Three acclaimed authors discussed three diverse places in their latest books: from Thirroul, NSW (The Railwayman’s Wife by Ashley Hay) to Wisconsin, USA (Sufficient Grace by Amy Espeseth) and The Kimberleys, NT (As the River Runs by Stephen Scourfel).
Ashley Hay, author of six books, the latest is The Railwayman’s Wife. She grew up in Austinmer, South Coast, NSW. She has always loved its dramatic geography; the vast ocean and the Illawarra escarpment that asserts itself between mountains and ocean. Only after she lived in different places then returned and took other people there, did she realise how special it really is.
Amy Espeseth – writer, publisher, academic and author of two novels, was raised in Wisconsin. A harsh, cold, isolated place where it snows for nine months of the year and temperatures plummet to minus 40 degrees C! She described it as a poverty stricken place with religious fundamentalists – where people hunt, fish and love Jesus. Amy escaped to Australia to start a new life but ended up recreating her childhood in Sufficient Grace.
Stephen Scourfel is the author of two novels, a book of novellas and twice awarded Australia’s best travel writer. Originally from rural England, Australia is a learned place for him. He found a sense of place in The Kimberleys whilst mustering on horseback in camps. He uses science and geology to understand the place, the flora, the Indigenous people, a place where the oldest known life forms on earth exist. All this is featured in his latest novel, As the River Runs.
Ashley found it difficult to write about Thirroul. She was too close to it. She found a way of taking imaginative possession of it through moving to Brisbane – there she couldn’t physically see it so she had to remember. Ashley researched extensively to add extra dimension to a place she thought she knew. Amy also wrote a lot from memory. Her personal experience of hunting features a lot in her writing and reflects the life, the place and the people of Wisconsin.
Stephen believes that the character can be a result of the place. By moving place you can give yourself a new persona. In As the River Runs, Dillon is weak and self- righteous in the city, he doesn’t fit in. In The Kimberleys, however, he has strength and earned respect. Stephen observed that people move and behave differently according to the landscape.

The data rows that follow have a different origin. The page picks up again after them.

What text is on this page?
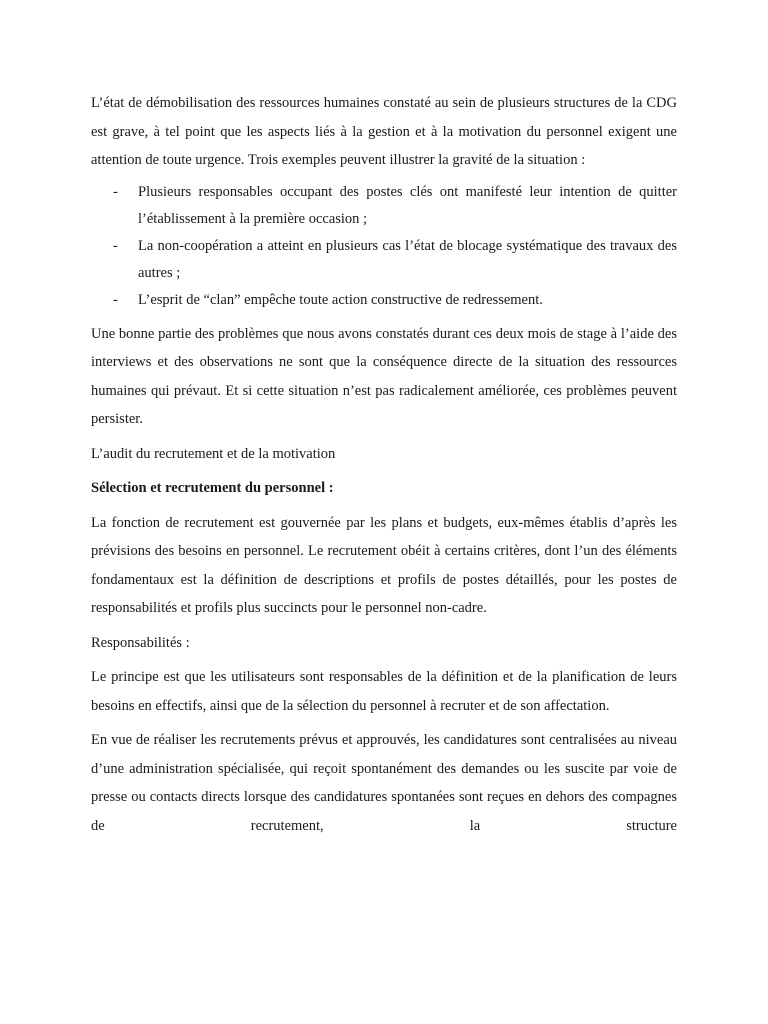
L’état de démobilisation des ressources humaines constaté au sein de plusieurs structures de la CDG est grave, à tel point que les aspects liés à la gestion et à la motivation du personnel exigent une attention de toute urgence. Trois exemples peuvent illustrer la gravité de la situation :

- Plusieurs responsables occupant des postes clés ont manifesté leur intention de quitter l’établissement à la première occasion ;
- La non-coopération a atteint en plusieurs cas l’état de blocage systématique des travaux des autres ;
- L’esprit de “clan” empêche toute action constructive de redressement.

Une bonne partie des problèmes que nous avons constatés durant ces deux mois de stage à l’aide des interviews et des observations ne sont que la conséquence directe de la situation des ressources humaines qui prévaut. Et si cette situation n’est pas radicalement améliorée, ces problèmes peuvent persister.

L’audit du recrutement et de la motivation

Sélection et recrutement du personnel :

La fonction de recrutement est gouvernée par les plans et budgets, eux-mêmes établis d’après les prévisions des besoins en personnel. Le recrutement obéit à certains critères, dont l’un des éléments fondamentaux est la définition de descriptions et profils de postes détaillés, pour les postes de responsabilités et profils plus succincts pour le personnel non-cadre.

Responsabilités :

Le principe est que les utilisateurs sont responsables de la définition et de la planification de leurs besoins en effectifs, ainsi que de la sélection du personnel à recruter et de son affectation.

En vue de réaliser les recrutements prévus et approuvés, les candidatures sont centralisées au niveau d’une administration spécialisée, qui reçoit spontanément des demandes ou les suscite par voie de presse ou contacts directs lorsque des candidatures spontanées sont reçues en dehors des compagnes de recrutement, la structure
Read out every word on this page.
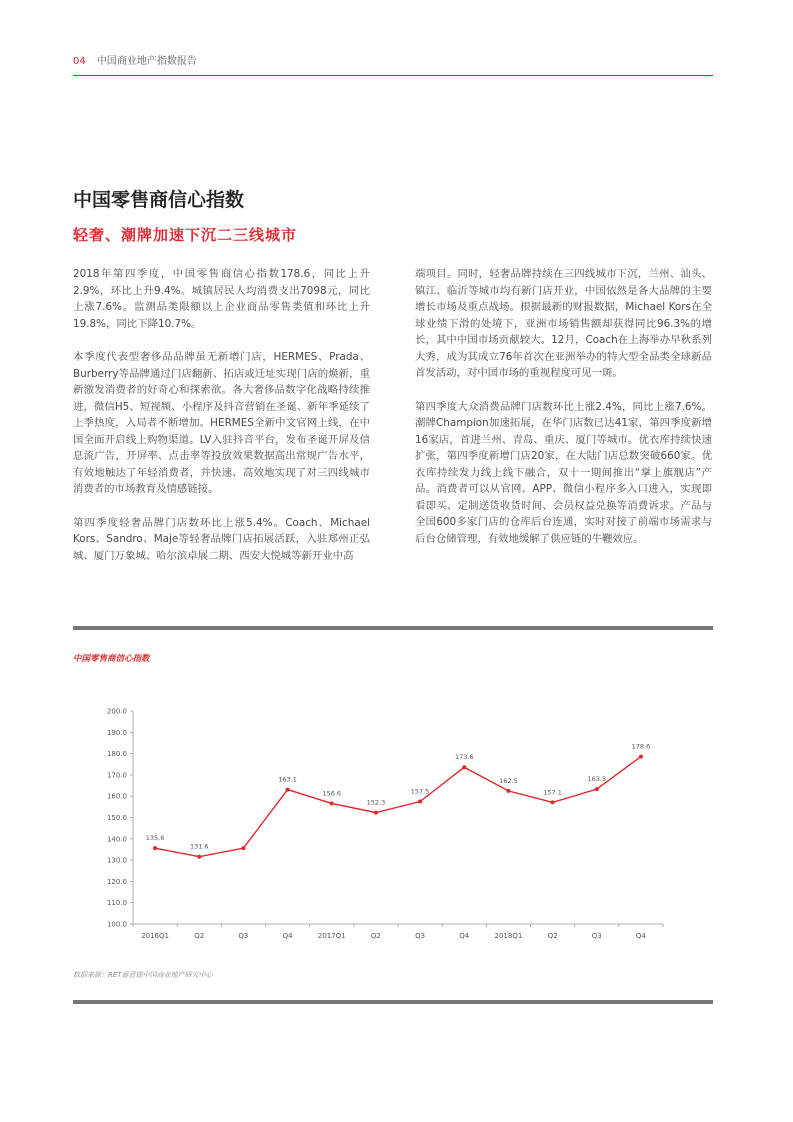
04 中国商业地产指数报告
中国零售商信心指数
轻奢、潮牌加速下沉二三线城市

2018年第四季度，中国零售商信心指数178.6，同比上升2.9%，环比上升9.4%。城镇居民人均消费支出7098元，同比上涨7.6%。监测品类限额以上企业商品零售类值和环比上升19.8%，同比下降10.7%。

本季度代表型奢侈品品牌虽无新增门店，HERMES、Prada、Burberry等品牌通过门店翻新、拓店或迁址实现门店的焕新，重新激发消费者的好奇心和探索欲。各大奢侈品数字化战略持续推进，微信H5、短视频、小程序及抖音营销在圣诞、新年季延续了上季热度，入局者不断增加。HERMES全新中文官网上线，在中国全面开启线上购物渠道。LV入驻抖音平台，发布圣诞开屏及信息流广告，开屏率、点击率等投放效果数据高出常规广告水平，有效地触达了年轻消费者，并快速、高效地实现了对三四线城市消费者的市场教育及情感链接。

第四季度轻奢品牌门店数环比上涨5.4%。Coach、Michael Kors、Sandro、Maje等轻奢品牌门店拓展活跃，入驻郑州正弘城、厦门万象城、哈尔滨卓展二期、西安大悦城等新开业中高

端项目。同时，轻奢品牌持续在三四线城市下沉，兰州、汕头、镇江、临沂等城市均有新门店开业，中国依然是各大品牌的主要增长市场及重点战场。根据最新的财报数据，Michael Kors在全球业绩下滑的处境下，亚洲市场销售额却获得同比96.3%的增长，其中中国市场贡献较大。12月，Coach在上海举办早秋系列大秀，成为其成立76年首次在亚洲举办的特大型全品类全球新品首发活动，对中国市场的重视程度可见一斑。

第四季度大众消费品牌门店数环比上涨2.4%，同比上涨7.6%。潮牌Champion加速拓展，在华门店数已达41家，第四季度新增16家店，首进兰州、青岛、重庆、厦门等城市。优衣库持续快速扩张，第四季度新增门店20家，在大陆门店总数突破660家。优衣库持续发力线上线下融合，双十一期间推出“掌上旗舰店”产品。消费者可以从官网、APP、微信小程序多入口进入，实现即看即买、定制送货收货时间、会员权益兑换等消费诉求。产品与全国600多家门店的仓库后台连通，实时对接了前端市场需求与后台仓储管理，有效地缓解了供应链的牛鞭效应。

中国零售商信心指数
100.0
110.0
120.0
130.0
140.0
150.0
160.0
170.0
180.0
190.0
200.0
2016Q1	Q2	Q3	Q4	2017Q1	Q2	Q3	Q4	2018Q1	Q2	Q3	Q4
135.6
131.6
163.1
156.6
152.3
157.5
173.6
162.5
157.1
163.3
178.6
数据来源：RET睿意德中国商业地产研究中心
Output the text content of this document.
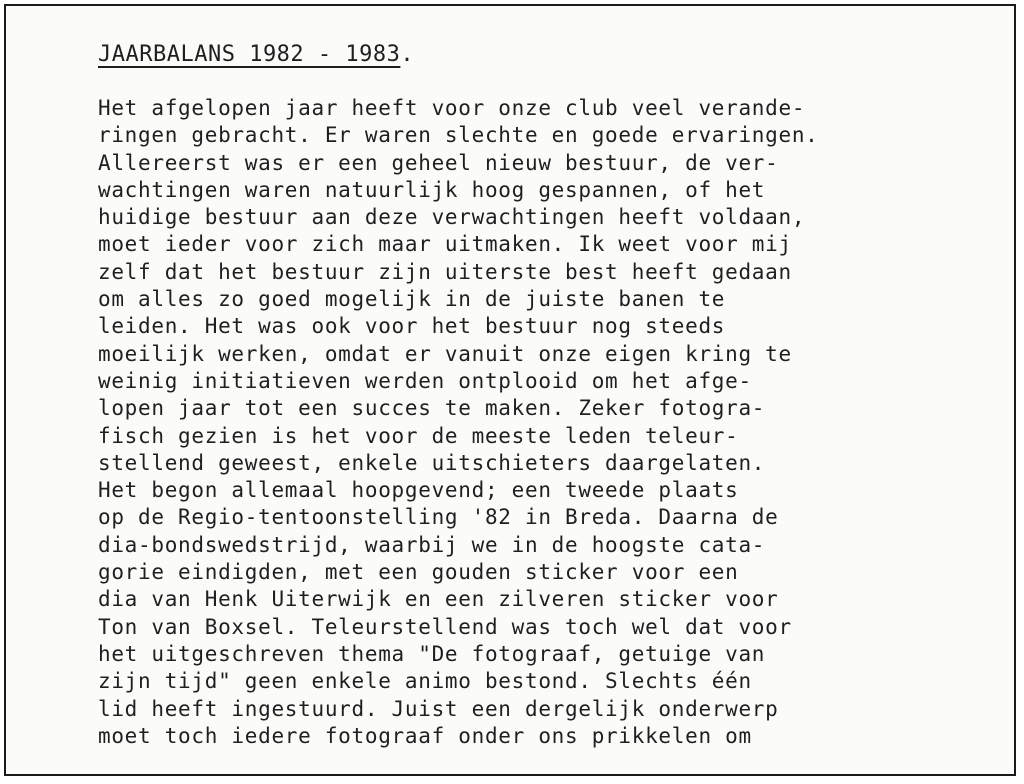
JAARBALANS 1982 - 1983.
Het afgelopen jaar heeft voor onze club veel verande-
ringen gebracht. Er waren slechte en goede ervaringen.
Allereerst was er een geheel nieuw bestuur, de ver-
wachtingen waren natuurlijk hoog gespannen, of het
huidige bestuur aan deze verwachtingen heeft voldaan,
moet ieder voor zich maar uitmaken. Ik weet voor mij
zelf dat het bestuur zijn uiterste best heeft gedaan
om alles zo goed mogelijk in de juiste banen te
leiden. Het was ook voor het bestuur nog steeds
moeilijk werken, omdat er vanuit onze eigen kring te
weinig initiatieven werden ontplooid om het afge-
lopen jaar tot een succes te maken. Zeker fotogra-
fisch gezien is het voor de meeste leden teleur-
stellend geweest, enkele uitschieters daargelaten.
Het begon allemaal hoopgevend; een tweede plaats
op de Regio-tentoonstelling '82 in Breda. Daarna de
dia-bondswedstrijd, waarbij we in de hoogste cata-
gorie eindigden, met een gouden sticker voor een
dia van Henk Uiterwijk en een zilveren sticker voor
Ton van Boxsel. Teleurstellend was toch wel dat voor
het uitgeschreven thema "De fotograaf, getuige van
zijn tijd" geen enkele animo bestond. Slechts één
lid heeft ingestuurd. Juist een dergelijk onderwerp
moet toch iedere fotograaf onder ons prikkelen om
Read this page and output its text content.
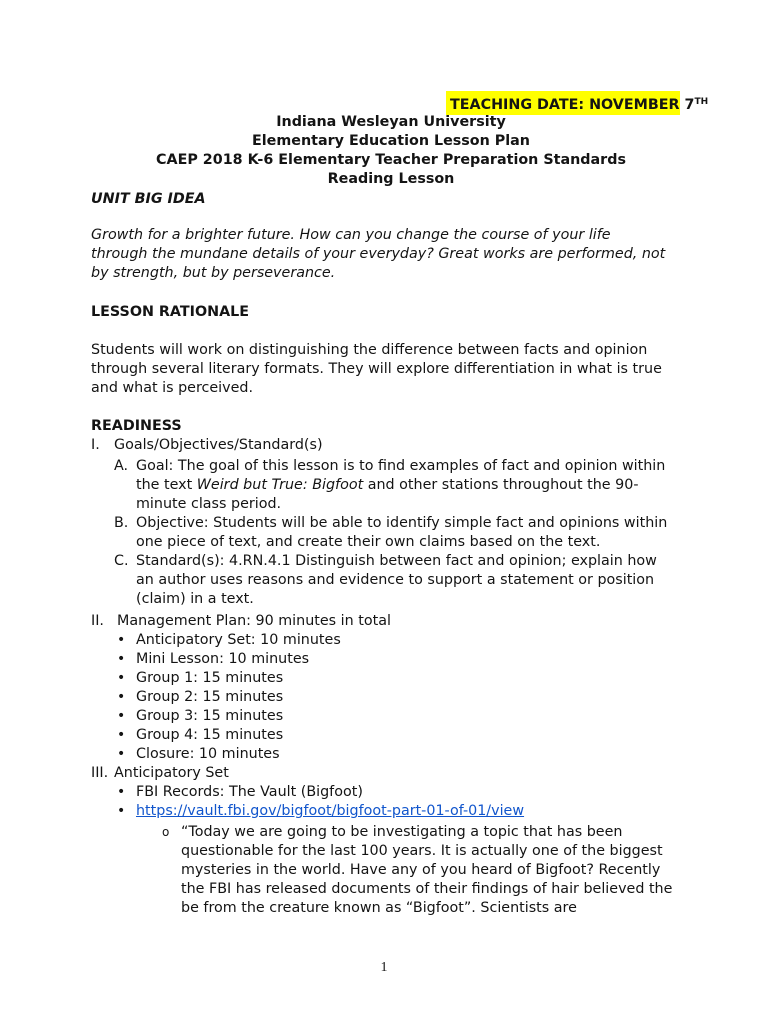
TEACHING DATE: NOVEMBER 7TH
Indiana Wesleyan University
Elementary Education Lesson Plan
CAEP 2018 K-6 Elementary Teacher Preparation Standards
Reading Lesson
UNIT BIG IDEA
Growth for a brighter future. How can you change the course of your life
through the mundane details of your everyday? Great works are performed, not
by strength, but by perseverance.
LESSON RATIONALE
Students will work on distinguishing the difference between facts and opinion
through several literary formats. They will explore differentiation in what is true
and what is perceived.
READINESS
I. Goals/Objectives/Standard(s)
A. Goal: The goal of this lesson is to find examples of fact and opinion within
the text Weird but True: Bigfoot and other stations throughout the 90-
minute class period.
B. Objective: Students will be able to identify simple fact and opinions within
one piece of text, and create their own claims based on the text.
C. Standard(s): 4.RN.4.1 Distinguish between fact and opinion; explain how
an author uses reasons and evidence to support a statement or position
(claim) in a text.
II. Management Plan: 90 minutes in total
• Anticipatory Set: 10 minutes
• Mini Lesson: 10 minutes
• Group 1: 15 minutes
• Group 2: 15 minutes
• Group 3: 15 minutes
• Group 4: 15 minutes
• Closure: 10 minutes
III. Anticipatory Set
• FBI Records: The Vault (Bigfoot)
• https://vault.fbi.gov/bigfoot/bigfoot-part-01-of-01/view
o “Today we are going to be investigating a topic that has been
questionable for the last 100 years. It is actually one of the biggest
mysteries in the world. Have any of you heard of Bigfoot? Recently
the FBI has released documents of their findings of hair believed the
be from the creature known as “Bigfoot”. Scientists are
1
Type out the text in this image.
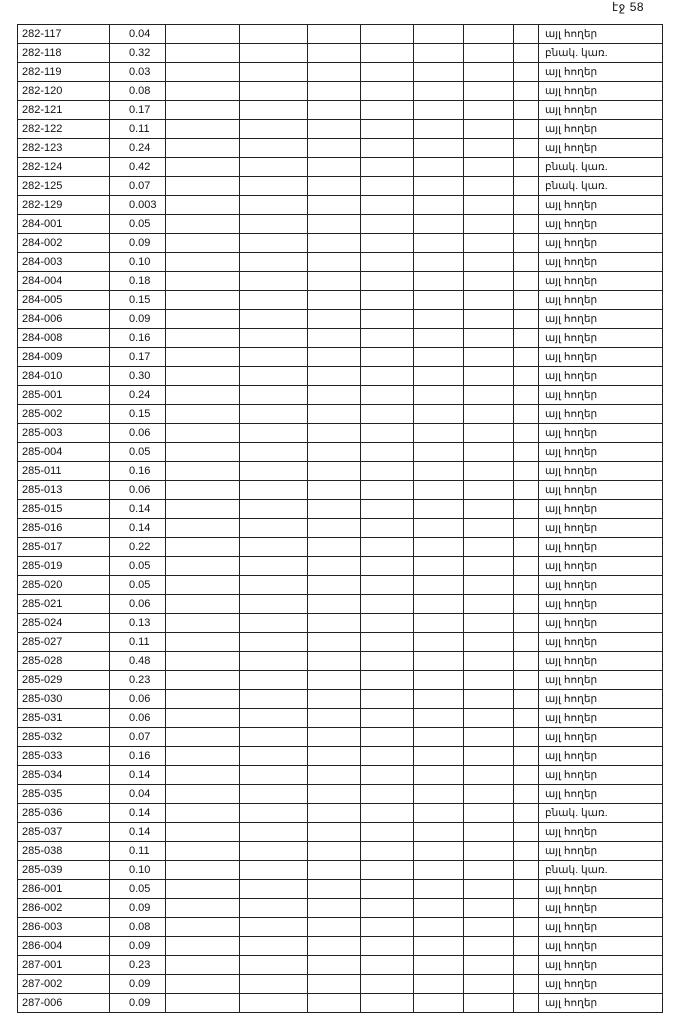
էջ 58
282-117	0.04								այլ հողեր
282-118	0.32								բնակ. կառ.
282-119	0.03								այլ հողեր
282-120	0.08								այլ հողեր
282-121	0.17								այլ հողեր
282-122	0.11								այլ հողեր
282-123	0.24								այլ հողեր
282-124	0.42								բնակ. կառ.
282-125	0.07								բնակ. կառ.
282-129	0.003								այլ հողեր
284-001	0.05								այլ հողեր
284-002	0.09								այլ հողեր
284-003	0.10								այլ հողեր
284-004	0.18								այլ հողեր
284-005	0.15								այլ հողեր
284-006	0.09								այլ հողեր
284-008	0.16								այլ հողեր
284-009	0.17								այլ հողեր
284-010	0.30								այլ հողեր
285-001	0.24								այլ հողեր
285-002	0.15								այլ հողեր
285-003	0.06								այլ հողեր
285-004	0.05								այլ հողեր
285-011	0.16								այլ հողեր
285-013	0.06								այլ հողեր
285-015	0.14								այլ հողեր
285-016	0.14								այլ հողեր
285-017	0.22								այլ հողեր
285-019	0.05								այլ հողեր
285-020	0.05								այլ հողեր
285-021	0.06								այլ հողեր
285-024	0.13								այլ հողեր
285-027	0.11								այլ հողեր
285-028	0.48								այլ հողեր
285-029	0.23								այլ հողեր
285-030	0.06								այլ հողեր
285-031	0.06								այլ հողեր
285-032	0.07								այլ հողեր
285-033	0.16								այլ հողեր
285-034	0.14								այլ հողեր
285-035	0.04								այլ հողեր
285-036	0.14								բնակ. կառ.
285-037	0.14								այլ հողեր
285-038	0.11								այլ հողեր
285-039	0.10								բնակ. կառ.
286-001	0.05								այլ հողեր
286-002	0.09								այլ հողեր
286-003	0.08								այլ հողեր
286-004	0.09								այլ հողեր
287-001	0.23								այլ հողեր
287-002	0.09								այլ հողեր
287-006	0.09								այլ հողեր
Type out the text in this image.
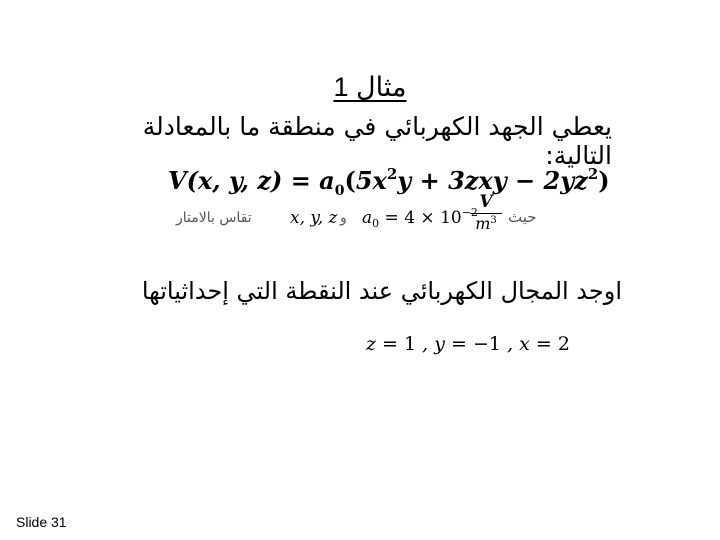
مثال 1
يعطي الجهد الكهربائي في منطقة ما بالمعادلة التالية:
V(x, y, $z) = a_0(5x^2y + 3zxy - 2yz^2)$
حيث
$\frac{V}{m^3}$
$a_0 = 4 \times 10^{-2}$
و
x, y, z
تقاس بالامتار
اوجد المجال الكهربائي عند النقطة التي إحداثياتها
z = 1 , y = −1 , x = 2
Slide 31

In Amy’s experience, reflected in Sufficient Grace, people are shaped by the harsh environment. The community, rituals of fishing and hunting, and religion help them together, to survive the harsh winters.
In The Railwayman’s Wife, Ashley wants the characters to learn about the space. The landscape presses in on them in different ways. Frank and Roy make sense of the place coming back from the war. Ani comes to Thirroul and sees the ocean for the very first time. Ashley described the extraordinary moment of revelation that emerges when you first glimpse the ocean from train. You can feel a change in the energy on the train, packed with city commuters, coming home to that magical place.
Stephen talked about the huge responsibility writers have to people they write about. He said there is no greater test for writers than to write about people they’ll see again. People look for themselves and see themselves in your characters. Amy also felt torn between being honest about her experience and protecting her family, church and town. For her it was easier because a lot of her people wouldn’t read a book like this and because she was so far away it gave her freedom. She did stress however the need to write the truth no matter what: ‘If you can’t be rid of the skeletons at least make them dance.’ And ‘If someone feels embarrassed or ashamed of how they behave or treat you in your book then they should be.’
Ashley borrowed aspects of her father’s life in The Railwayman’s Wife. Her father consented but in hindsight she feels she’s been disingenuous because actually she’d borrowed without permission from many others lives – anecdotes, streetscapes and images from family photos.
Characters and places are intertwined; a place can shape a person’s character, thoughts and behaviour. Place is frequently featured at writers’ festivals and judging by the queues at this event, nobody gets sick of it. Each person and each book bring fresh eyes and a new sensibility about place.